Austin. Celebrations of the centennial of the birth of Orson Welles began on Day One of 2015 and now the Alamo Drafthouse at the Ritz presents The Magnificent Orson Welles, opening on Saturday and running through May 25. In the Chronicle, Kimberley Jones surveys the offerings, focusing on Chuck Workman’s Magician: The Astonishing Life and Work of Orson Welles, “a survey of Welles’ films (finished and otherwise), bolstered by archival interviews with Welles and present-day commentary from critics, biographers, and filmmakers, including Richard Linklater, Steven Spielberg, Julie Taymor, William Friedkin, and Welles intimates Henry Jaglom and Peter Bogdanovich. There’s little in Workman’s doc that any pre-existing fan of Welles probably doesn’t already know, but the film effectively compacts the many stages of Welles’ sprawling filmography.”

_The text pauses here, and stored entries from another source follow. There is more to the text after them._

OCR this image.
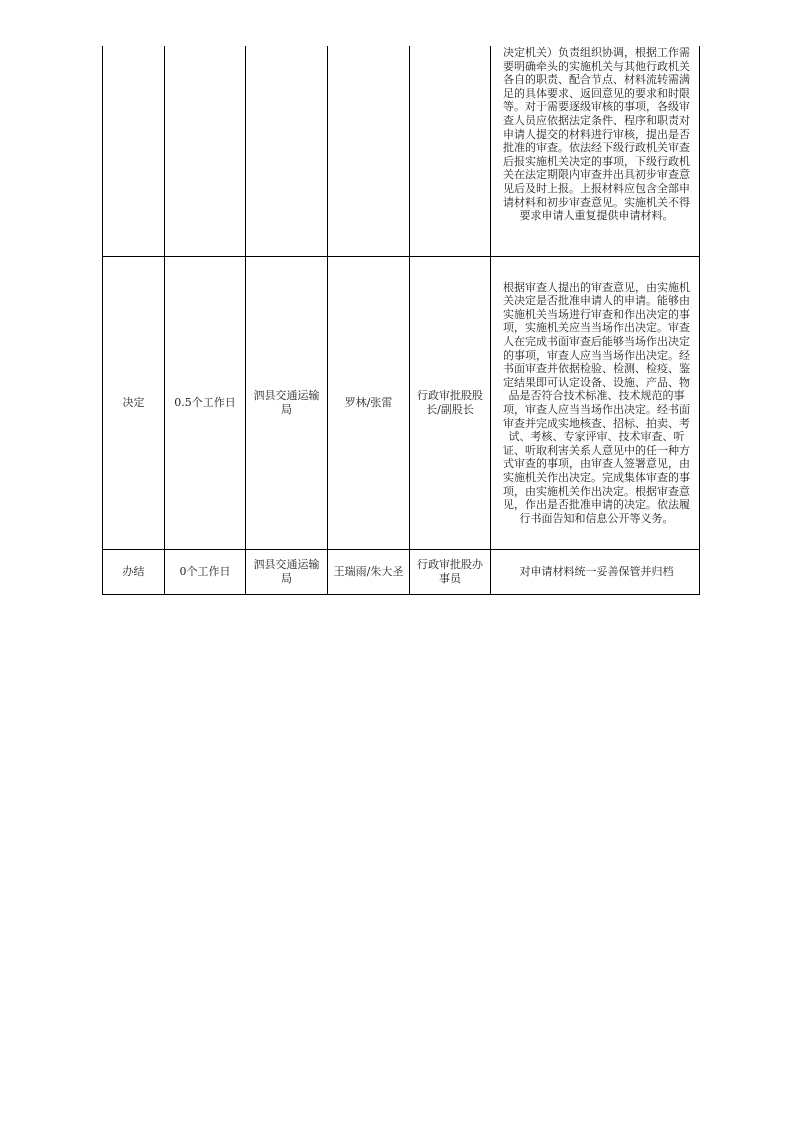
					决定机关）负责组织协调，根据工作需要明确牵头的实施机关与其他行政机关各自的职责、配合节点、材料流转需满足的具体要求、返回意见的要求和时限等。对于需要逐级审核的事项，各级审查人员应依据法定条件、程序和职责对申请人提交的材料进行审核，提出是否批准的审查。依法经下级行政机关审查后报实施机关决定的事项，下级行政机关在法定期限内审查并出具初步审查意见后及时上报。上报材料应包含全部申请材料和初步审查意见。实施机关不得要求申请人重复提供申请材料。
决定	0.5个工作日	泗县交通运输局	罗林/张雷	行政审批股股长/副股长	根据审查人提出的审查意见，由实施机关决定是否批准申请人的申请。能够由实施机关当场进行审查和作出决定的事项，实施机关应当当场作出决定。审查人在完成书面审查后能够当场作出决定的事项，审查人应当当场作出决定。经书面审查并依据检验、检测、检疫、鉴定结果即可认定设备、设施、产品、物品是否符合技术标准、技术规范的事项，审查人应当当场作出决定。经书面审查并完成实地核查、招标、拍卖、考试、考核、专家评审、技术审查、听证、听取利害关系人意见中的任一种方式审查的事项，由审查人签署意见，由实施机关作出决定。完成集体审查的事项，由实施机关作出决定。根据审查意见，作出是否批准申请的决定。依法履行书面告知和信息公开等义务。
办结	0个工作日	泗县交通运输局	王瑞雨/朱大圣	行政审批股办事员	对申请材料统一妥善保管并归档
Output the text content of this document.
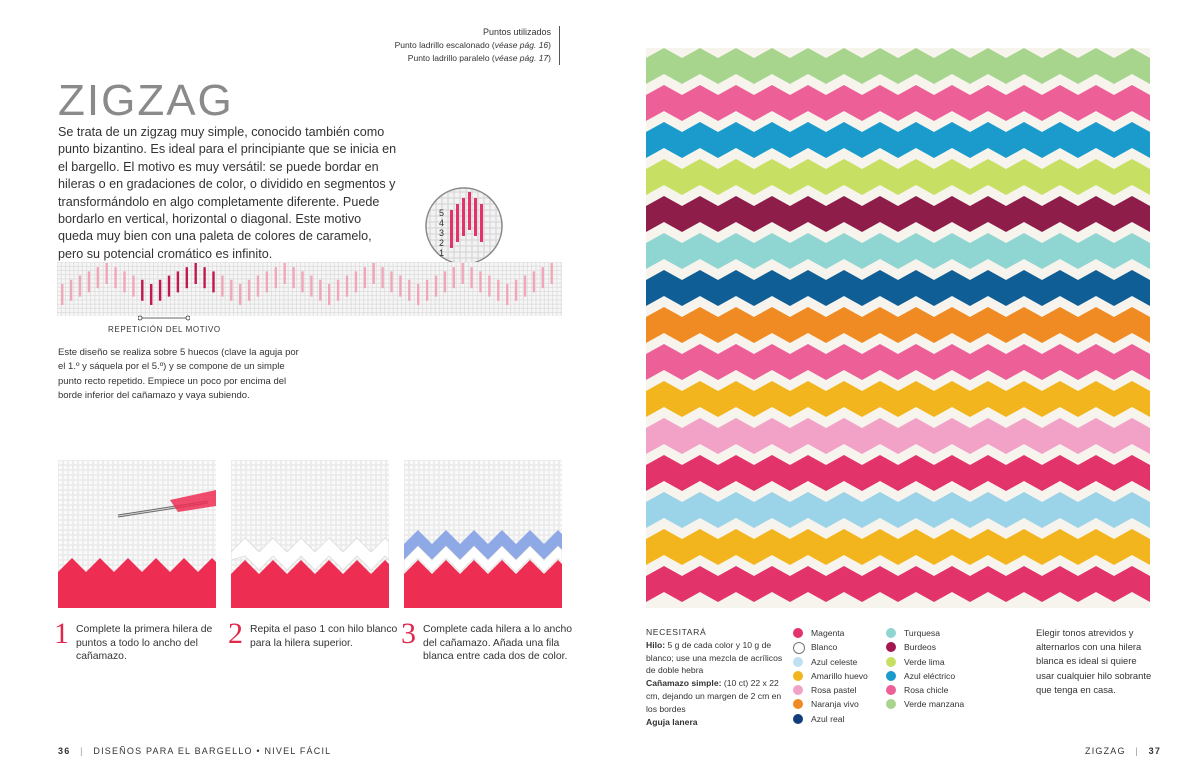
Puntos utilizados
Punto ladrillo escalonado (véase pág. 16)
Punto ladrillo paralelo (véase pág. 17)
ZIGZAG
Se trata de un zigzag muy simple, conocido también como punto bizantino. Es ideal para el principiante que se inicia en el bargello. El motivo es muy versátil: se puede bordar en hileras o en gradaciones de color, o dividido en segmentos y transformándolo en algo completamente diferente. Puede bordarlo en vertical, horizontal o diagonal. Este motivo queda muy bien con una paleta de colores de caramelo, pero su potencial cromático es infinito.
5
4
3
2
1
REPETICIÓN DEL MOTIVO
Este diseño se realiza sobre 5 huecos (clave la aguja por el 1.º y sáquela por el 5.º) y se compone de un simple punto recto repetido. Empiece un poco por encima del borde inferior del cañamazo y vaya subiendo.
1 Complete la primera hilera de puntos a todo lo ancho del cañamazo.
2 Repita el paso 1 con hilo blanco para la hilera superior.	3 Complete cada hilera a lo ancho del cañamazo. Añada una fila blanca entre cada dos de color.
36 | DISEÑOS PARA EL BARGELLO • NIVEL FÁCIL	ZIGZAG | 37
NECESITARÁ
Hilo: 5 g de cada color y 10 g de blanco; use una mezcla de acrílicos de doble hebra
Cañamazo simple: (10 ct) 22 x 22 cm, dejando un margen de 2 cm en los bordes
Aguja lanera
Magenta
Blanco
Azul celeste
Amarillo huevo
Rosa pastel
Naranja vivo
Azul real
Turquesa
Burdeos
Verde lima
Azul eléctrico
Rosa chicle
Verde manzana
Elegir tonos atrevidos y alternarlos con una hilera blanca es ideal si quiere usar cualquier hilo sobrante que tenga en casa.
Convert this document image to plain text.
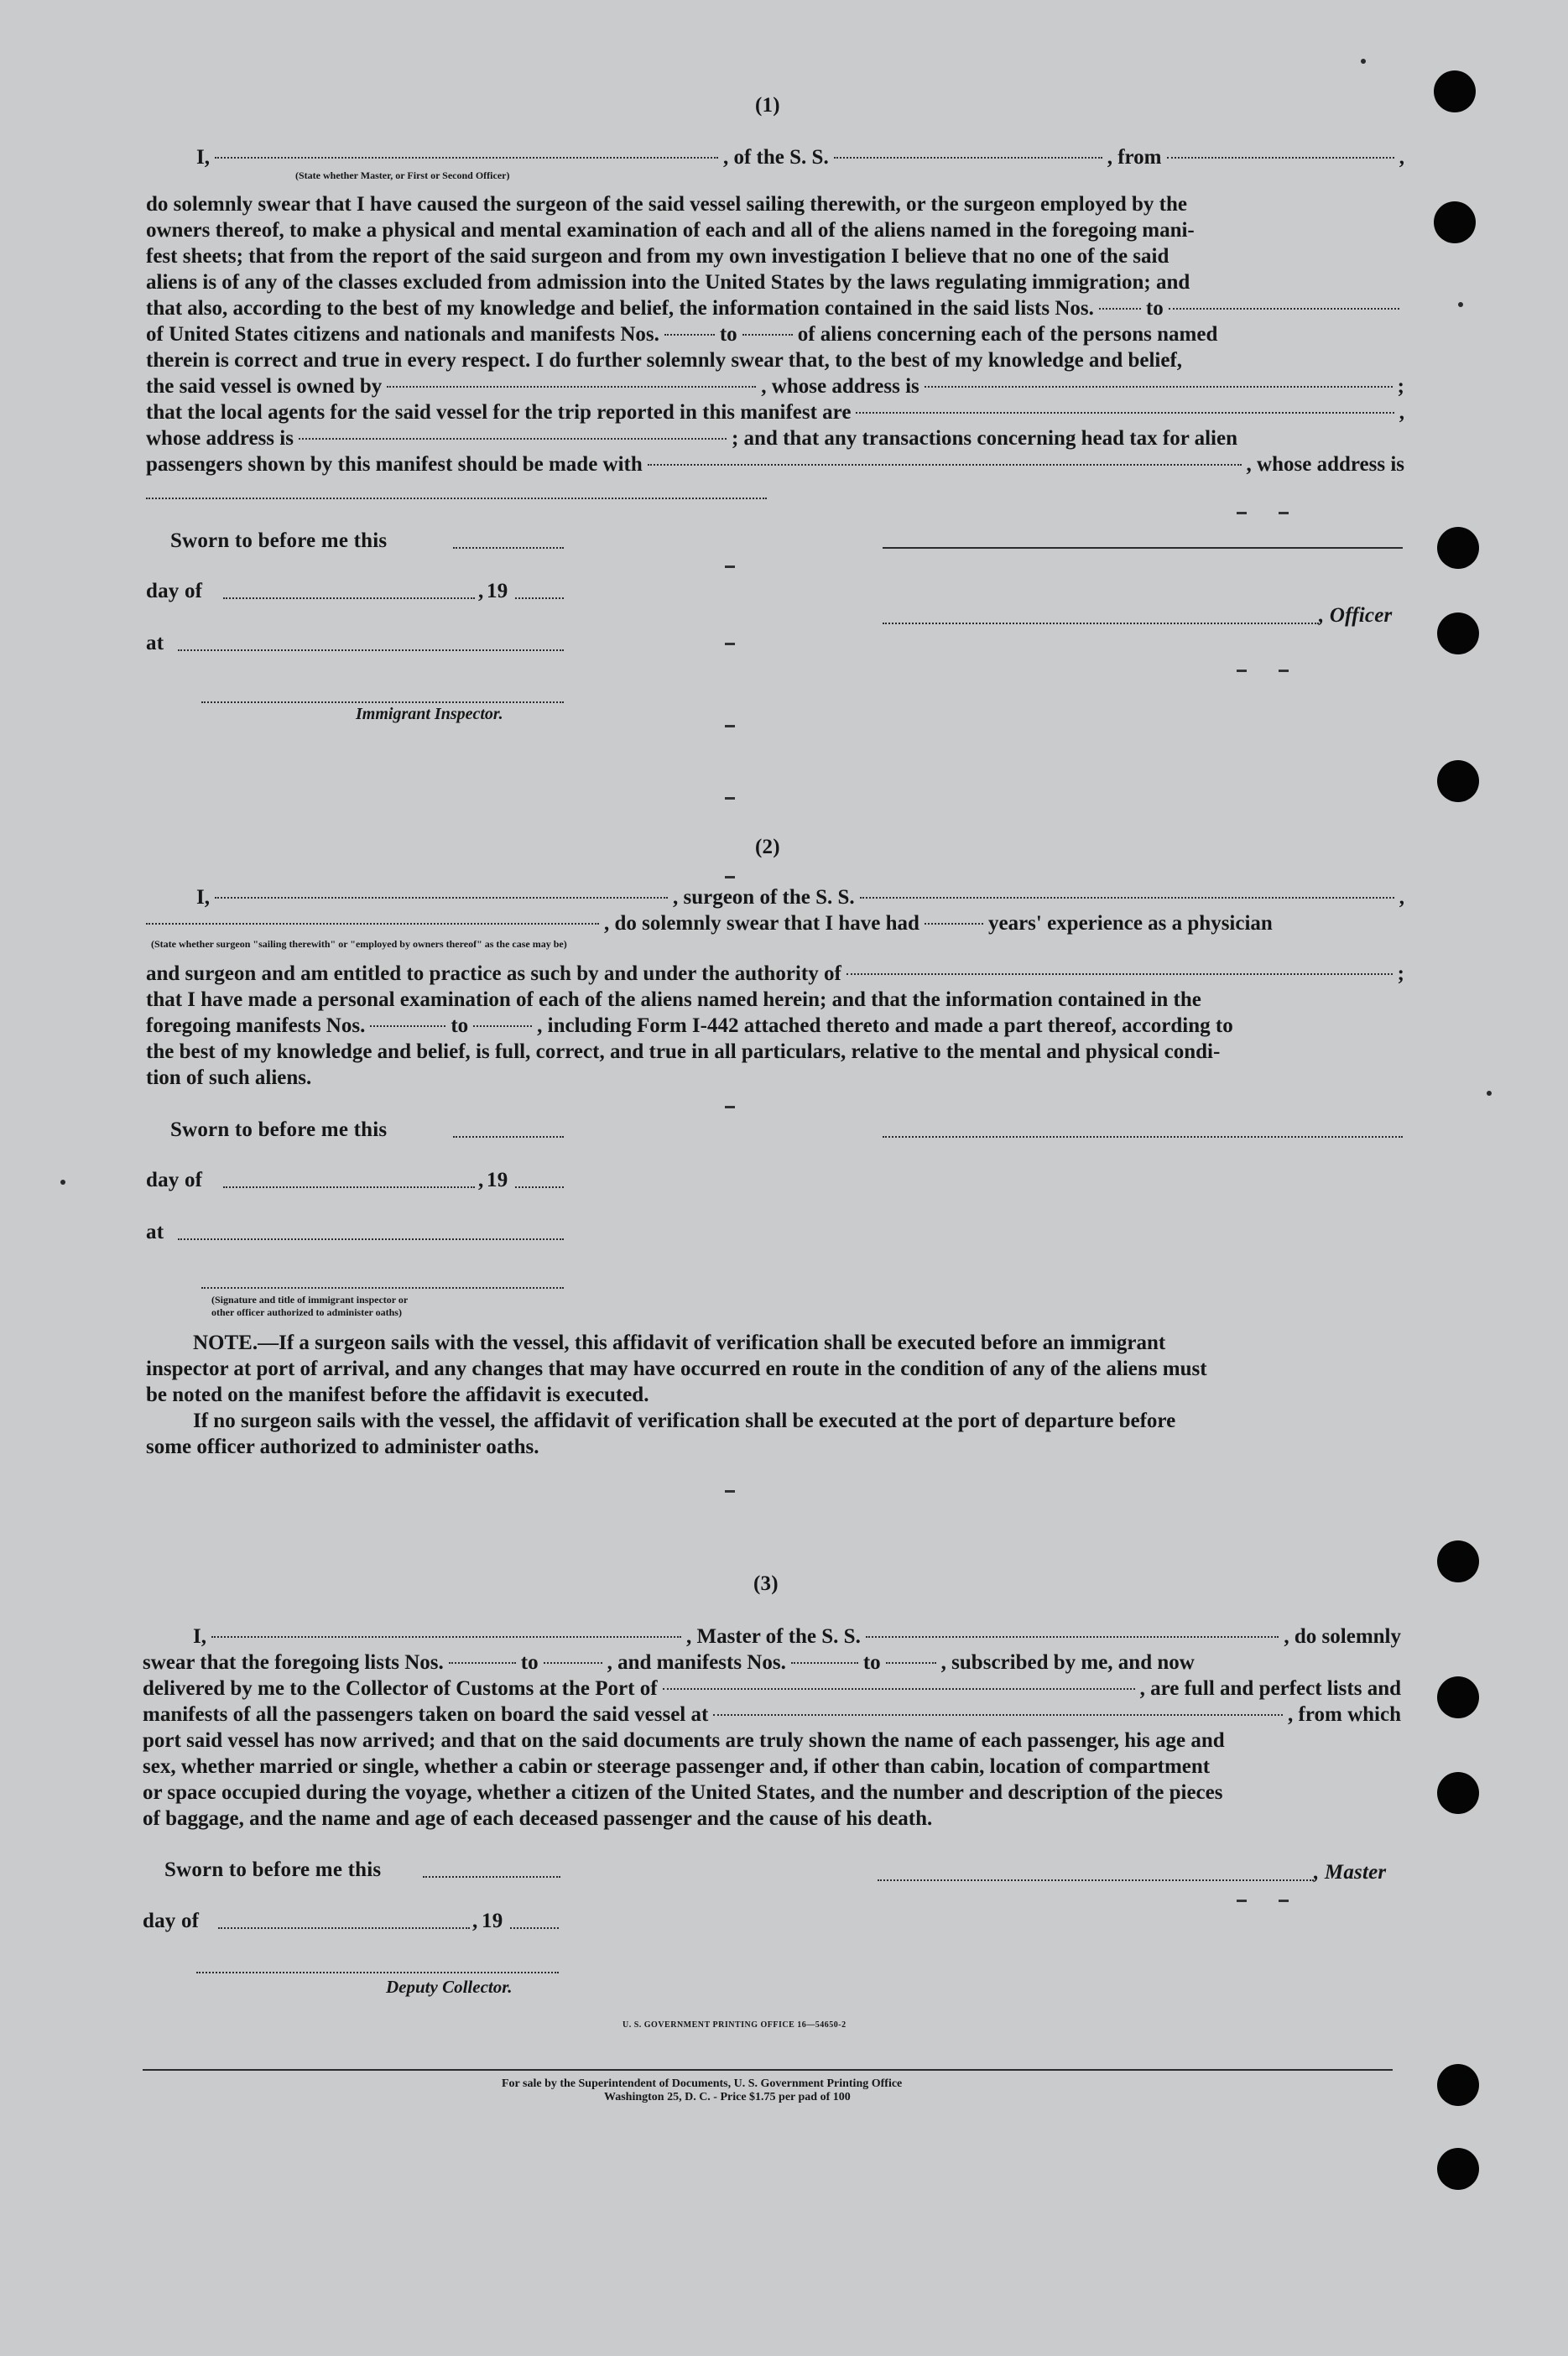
(1)
I,	, of the S. S.	, from	,
(State whether Master, or First or Second Officer)
do solemnly swear that I have caused the surgeon of the said vessel sailing therewith, or the surgeon employed by the
owners thereof, to make a physical and mental examination of each and all of the aliens named in the foregoing mani-
fest sheets; that from the report of the said surgeon and from my own investigation I believe that no one of the said
aliens is of any of the classes excluded from admission into the United States by the laws regulating immigration; and
that also, according to the best of my knowledge and belief, the information contained in the said lists Nos. to
of United States citizens and nationals and manifests Nos.	to	of aliens concerning each of the persons named
therein is correct and true in every respect. I do further solemnly swear that, to the best of my knowledge and belief,
the said vessel is owned by	, whose address is	;
that the local agents for the said vessel for the trip reported in this manifest are	,
whose address is	; and that any transactions concerning head tax for alien
passengers shown by this manifest should be made with	, whose address is
Sworn to before me this
day of	19
,
, Officer
at
Immigrant Inspector.
(2)
I,	, surgeon of the S. S.	,
, do solemnly swear that I have had	years' experience as a physician
(State whether surgeon "sailing therewith" or "employed by owners thereof" as the case may be)
and surgeon and am entitled to practice as such by and under the authority of	;
that I have made a personal examination of each of the aliens named herein; and that the information contained in the
foregoing manifests Nos.	to	, including Form I-442 attached thereto and made a part thereof, according to
the best of my knowledge and belief, is full, correct, and true in all particulars, relative to the mental and physical condi-
tion of such aliens.
Sworn to before me this
day of	, 19
at
(Signature and title of immigrant inspector or
other officer authorized to administer oaths)
NOTE.—If a surgeon sails with the vessel, this affidavit of verification shall be executed before an immigrant
inspector at port of arrival, and any changes that may have occurred en route in the condition of any of the aliens must
be noted on the manifest before the affidavit is executed.
If no surgeon sails with the vessel, the affidavit of verification shall be executed at the port of departure before
some officer authorized to administer oaths.
(3)
I,	, Master of the S. S.	, do solemnly
swear that the foregoing lists Nos.	to	, and manifests Nos.	to	, subscribed by me, and now
delivered by me to the Collector of Customs at the Port of	, are full and perfect lists and
manifests of all the passengers taken on board the said vessel at	, from which
port said vessel has now arrived; and that on the said documents are truly shown the name of each passenger, his age and
sex, whether married or single, whether a cabin or steerage passenger and, if other than cabin, location of compartment
or space occupied during the voyage, whether a citizen of the United States, and the number and description of the pieces
of baggage, and the name and age of each deceased passenger and the cause of his death.
Sworn to before me this	, Master
day of	, 19
Deputy Collector.
U. S. GOVERNMENT PRINTING OFFICE 16—54650-2
For sale by the Superintendent of Documents, U. S. Government Printing Office
Washington 25, D. C. - Price $1.75 per pad of 100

Nashville. The Belcourt will be screening films featuring Barbara Stanwyck every weekend in April and May. In the Scene, Jim Ridley argues that this Saturday and Sunday’s double feature, Preston Sturges’s The Lady Eve (1941) and Billy Wilder’s Double Indemnity (1944), “captures her at her sultry peak in two of her specialties: the good ‘bad’ girl and the bad ‘good’ girl.”

Nashvillians can also spend the weekend with the Belcourt’s Growing Up Baumbach: A Tribute to Noah Baumbach’s 20 Years in Film, previewed by D. Patrick Rodgers in the Scene.

Bay Area. See the SF Weekly and the East Bay Express.

Philadelphia. Drew Lazor‘s got the listings the City Paper.

London. The retrospective Robert Siodmak: Prince of Shadows will be running over the next two months at BFI Southbank, so the new entry from Austrian Film Museum curator Christoph Huber is particularly well-timed. “[H]e had really remarkable careers in three countries: First, at home in Germany up to 1932, and then in France from 1933 to 1939, before he made it to the US. Many emigrants worked elsewhere in Europe on projects before they came to Hollywood, with these crucial moments in their filmographies often neglected, but few managed the constant output Siodmak sustained not only through these critical times, but almost up to the very end of his career in 1968.” Christoph then elaborates on what’s “reinvigorated my fascination for the lesser known areas of Siodmak’s work.”

The BFI is bringing “The Final Cut” of Ridley Scott’s Blade Runner (1982) back to British theaters tomorrow. Writing for Intelligent Life, Tom Shone argues that “it tells the story of how it would one day be watched.”